Nor has Character.AI addressed the “underlying design features that facilitate these emotional dependencies – not just for children, but also for people over the age of 18 years,” Jain added. Critics argue the platform’s design intentionally makes AI characters feel alive, which naturally creates attachments regardless of age. Given the effects on mental health, some experts believe the changes do not address the core problem of how the platform engineers emotional connections.

If you’re a parent or teenager using the platform, you need to understand what’s changing. Starting immediately, anyone under 18 faces a two-hour restriction on daily usage. By late November, minors won’t be able to participate in the free-form chats that made the platform popular. Instead, the company is developing alternative features specifically for younger audiences.

You might wonder how Character.AI will determine your actual age. The company hasn’t fully explained its age-verification approach, but age checks typically involve methods like face scans or identity verification through government IDs. There around the industry, these systems have proven imperfect – kids often find ways to bypass them. The effectiveness of keeping minors off the platform remains uncertain.

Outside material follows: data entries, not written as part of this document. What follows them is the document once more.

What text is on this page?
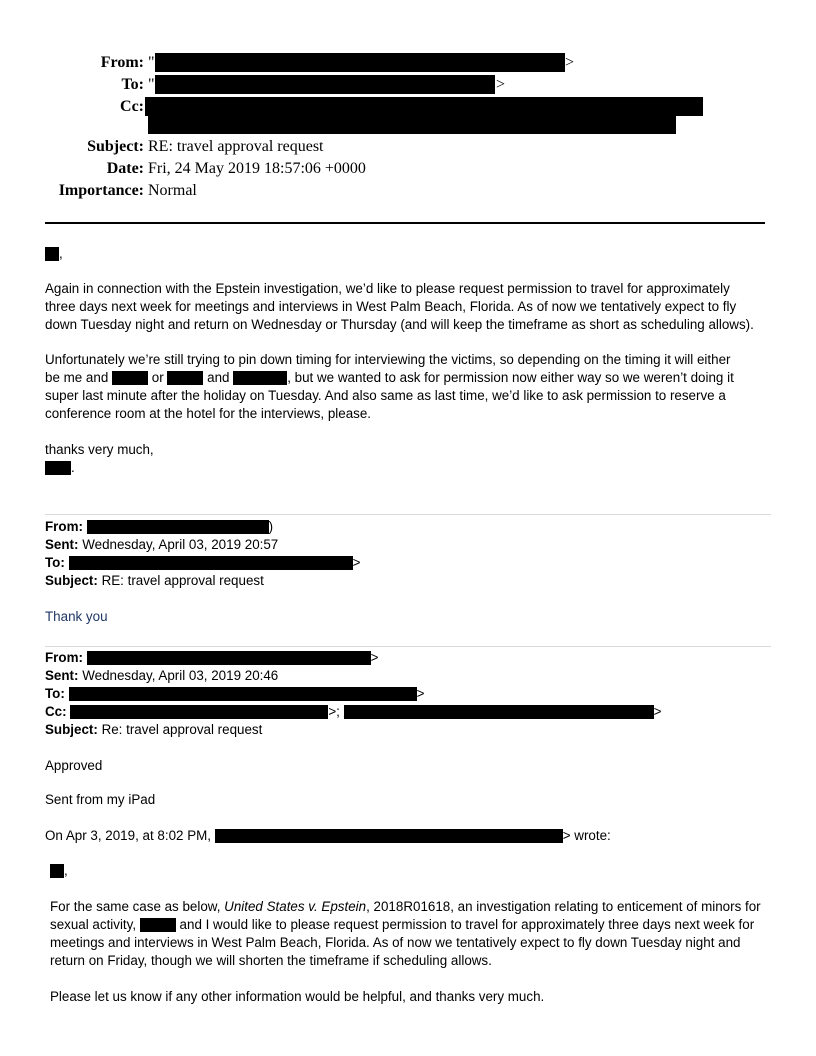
From: "	>
To: "	>
Cc:
Subject: RE: travel approval request
Date: Fri, 24 May 2019 18:57:06 +0000
Importance: Normal
,
Again in connection with the Epstein investigation, we’d like to please request permission to travel for approximately
three days next week for meetings and interviews in West Palm Beach, Florida. As of now we tentatively expect to fly
down Tuesday night and return on Wednesday or Thursday (and will keep the timeframe as short as scheduling allows).
Unfortunately we’re still trying to pin down timing for interviewing the victims, so depending on the timing it will either
be me and	or	and	, but we wanted to ask for permission now either way so we weren’t doing it
super last minute after the holiday on Tuesday. And also same as last time, we’d like to ask permission to reserve a
conference room at the hotel for the interviews, please.
thanks very much,
.
From:	)
Sent: Wednesday, April 03, 2019 20:57
To:	>
Subject: RE: travel approval request
Thank you
From:	>
Sent: Wednesday, April 03, 2019 20:46
To:	>
Cc:	>;	>
Subject: Re: travel approval request
Approved
Sent from my iPad
On Apr 3, 2019, at 8:02 PM,	> wrote:
,
For the same case as below, United States v. Epstein, 2018R01618, an investigation relating to enticement of minors for
sexual activity,	and I would like to please request permission to travel for approximately three days next week for
meetings and interviews in West Palm Beach, Florida. As of now we tentatively expect to fly down Tuesday night and
return on Friday, though we will shorten the timeframe if scheduling allows.
Please let us know if any other information would be helpful, and thanks very much.
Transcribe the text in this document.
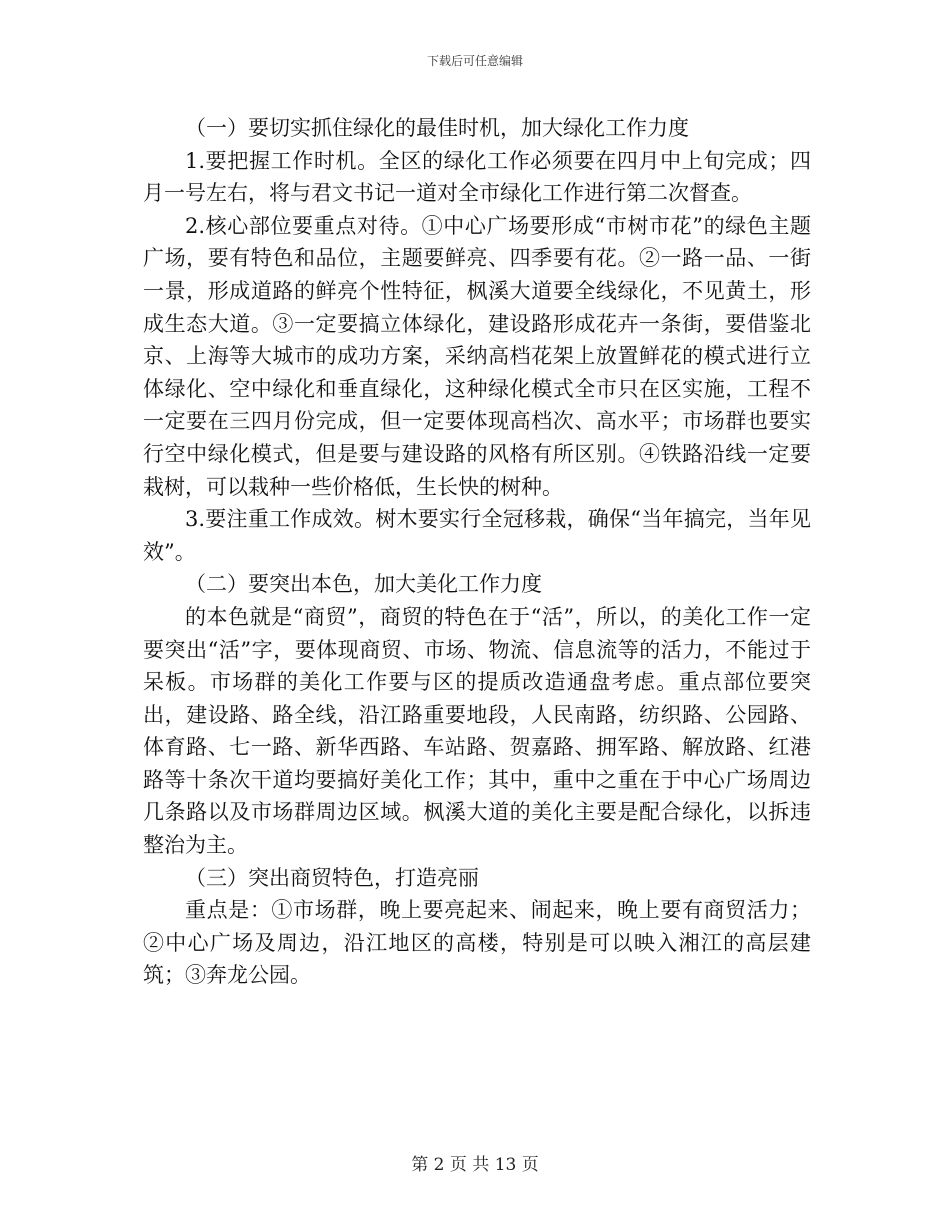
下载后可任意编辑

（一）要切实抓住绿化的最佳时机，加大绿化工作力度

1.要把握工作时机。全区的绿化工作必须要在四月中上旬完成；四月一号左右，将与君文书记一道对全市绿化工作进行第二次督查。

2.核心部位要重点对待。①中心广场要形成“市树市花”的绿色主题广场，要有特色和品位，主题要鲜亮、四季要有花。②一路一品、一街一景，形成道路的鲜亮个性特征，枫溪大道要全线绿化，不见黄土，形成生态大道。③一定要搞立体绿化，建设路形成花卉一条街，要借鉴北京、上海等大城市的成功方案，采纳高档花架上放置鲜花的模式进行立体绿化、空中绿化和垂直绿化，这种绿化模式全市只在区实施，工程不一定要在三四月份完成，但一定要体现高档次、高水平；市场群也要实行空中绿化模式，但是要与建设路的风格有所区别。④铁路沿线一定要栽树，可以栽种一些价格低，生长快的树种。

3.要注重工作成效。树木要实行全冠移栽，确保“当年搞完，当年见效”。

（二）要突出本色，加大美化工作力度

的本色就是“商贸”，商贸的特色在于“活”，所以，的美化工作一定要突出“活”字，要体现商贸、市场、物流、信息流等的活力，不能过于呆板。市场群的美化工作要与区的提质改造通盘考虑。重点部位要突出，建设路、路全线，沿江路重要地段，人民南路，纺织路、公园路、体育路、七一路、新华西路、车站路、贺嘉路、拥军路、解放路、红港路等十条次干道均要搞好美化工作；其中，重中之重在于中心广场周边几条路以及市场群周边区域。枫溪大道的美化主要是配合绿化，以拆违整治为主。

（三）突出商贸特色，打造亮丽

重点是：①市场群，晚上要亮起来、闹起来，晚上要有商贸活力；②中心广场及周边，沿江地区的高楼，特别是可以映入湘江的高层建筑；③奔龙公园。

第 2 页 共 13 页
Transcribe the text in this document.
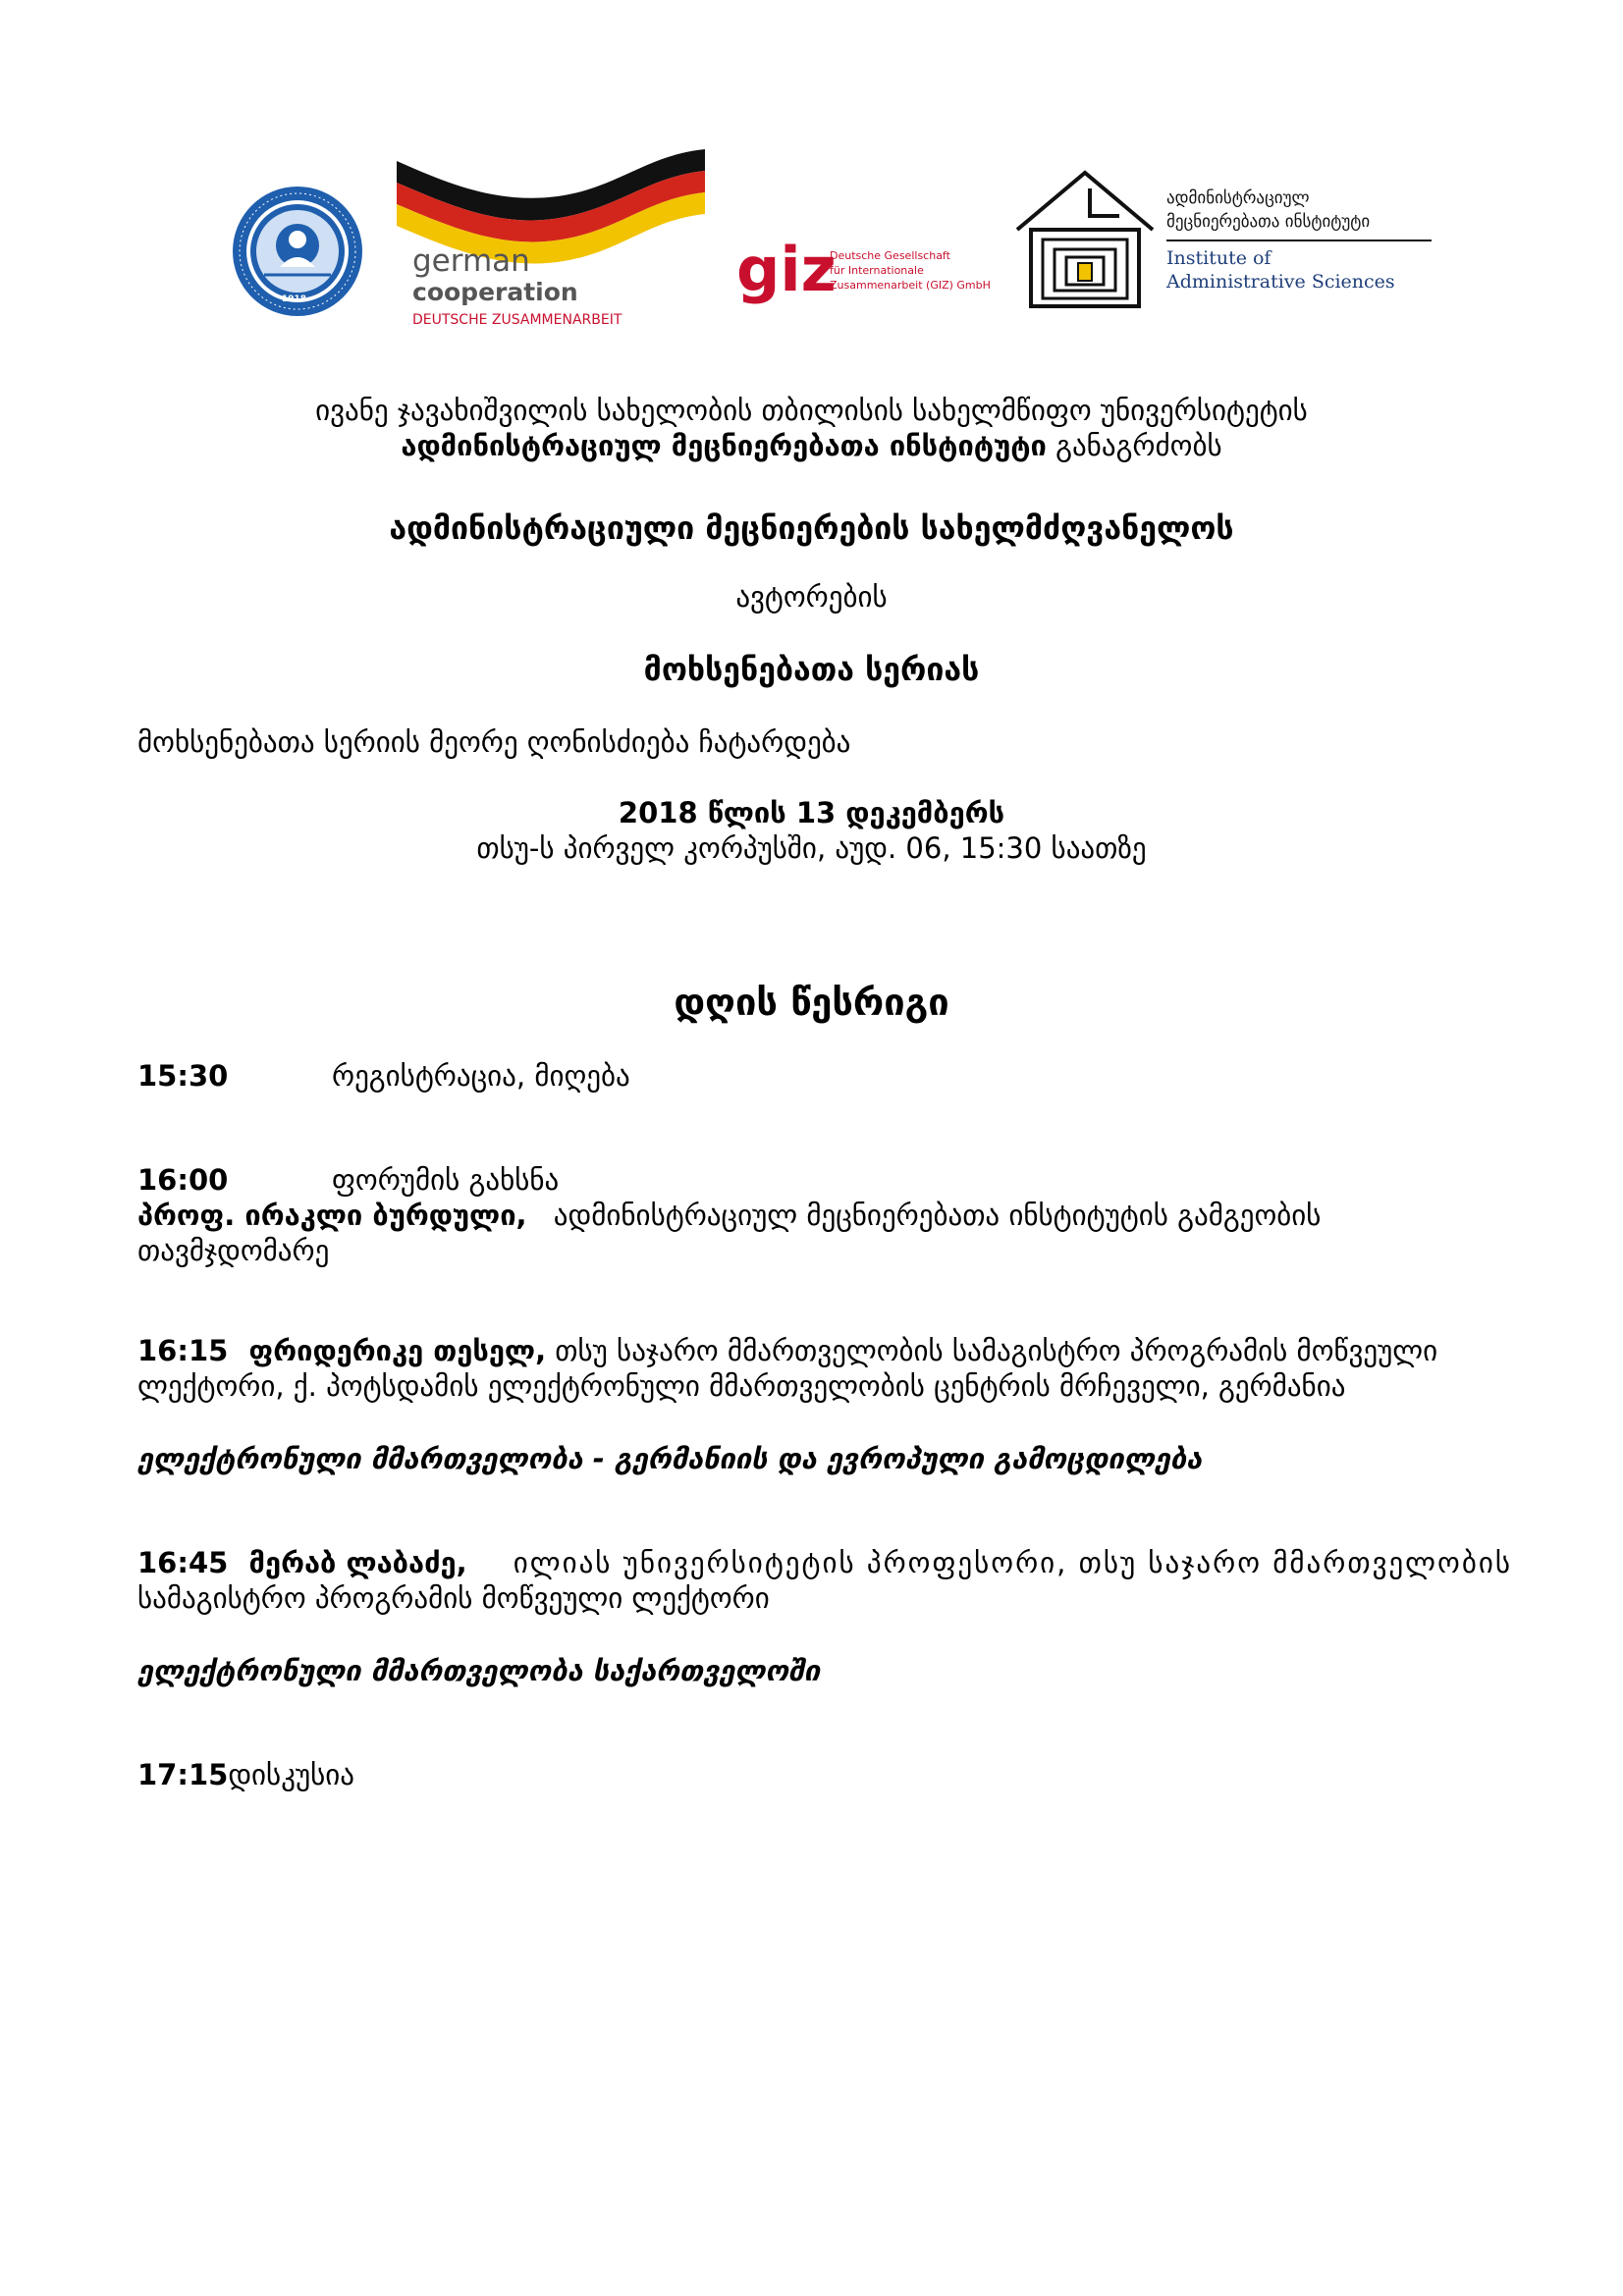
1918
german
cooperation
DEUTSCHE ZUSAMMENARBEIT
giz
Deutsche Gesellschaft
für Internationale
Zusammenarbeit (GIZ) GmbH
ადმინისტრაციულ
მეცნიერებათა ინსტიტუტი
Institute of
Administrative Sciences
ივანე ჯავახიშვილის სახელობის თბილისის სახელმწიფო უნივერსიტეტის
ადმინისტრაციულ მეცნიერებათა ინსტიტუტი განაგრძობს
ადმინისტრაციული მეცნიერების სახელმძღვანელოს
ავტორების
მოხსენებათა სერიას
მოხსენებათა სერიის მეორე ღონისძიება ჩატარდება
2018 წლის 13 დეკემბერს
თსუ-ს პირველ კორპუსში, აუდ. 06, 15:30 საათზე
დღის წესრიგი
15:30	რეგისტრაცია, მიღება
16:00	ფორუმის გახსნა
პროფ. ირაკლი ბურდული, ადმინისტრაციულ მეცნიერებათა ინსტიტუტის გამგეობის
თავმჯდომარე
16:15 ფრიდერიკე თესელ, თსუ საჯარო მმართველობის სამაგისტრო პროგრამის მოწვეული
ლექტორი, ქ. პოტსდამის ელექტრონული მმართველობის ცენტრის მრჩეველი, გერმანია
ელექტრონული მმართველობა - გერმანიის და ევროპული გამოცდილება
16:45 მერაბ ლაბაძე, ილიას უნივერსიტეტის პროფესორი, თსუ საჯარო მმართველობის
სამაგისტრო პროგრამის მოწვეული ლექტორი
ელექტრონული მმართველობა საქართველოში
17:15დისკუსია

Character.AI’s decision signals broader concerns about artificial intelligence and youth protection across tech platforms. The AI safety lab being established by Character Technologies will presumably research how to make chatbot technology safer. The company added that its new features will include creative tools where kids create content with AI assistance rather than forming one-on-one relationships with digital personas.

The two-hour daily limit and eventual banning of minors from open-ended AI conversations may start a trend. Other companies offering similar AI companions will likely face pressure to implement comparable restrictions. As more than half of teens regularly engage with these technologies according to recent research, the question becomes whether limiting access is sufficient or if the technology itself needs fundamental redesign to be safe for young minds.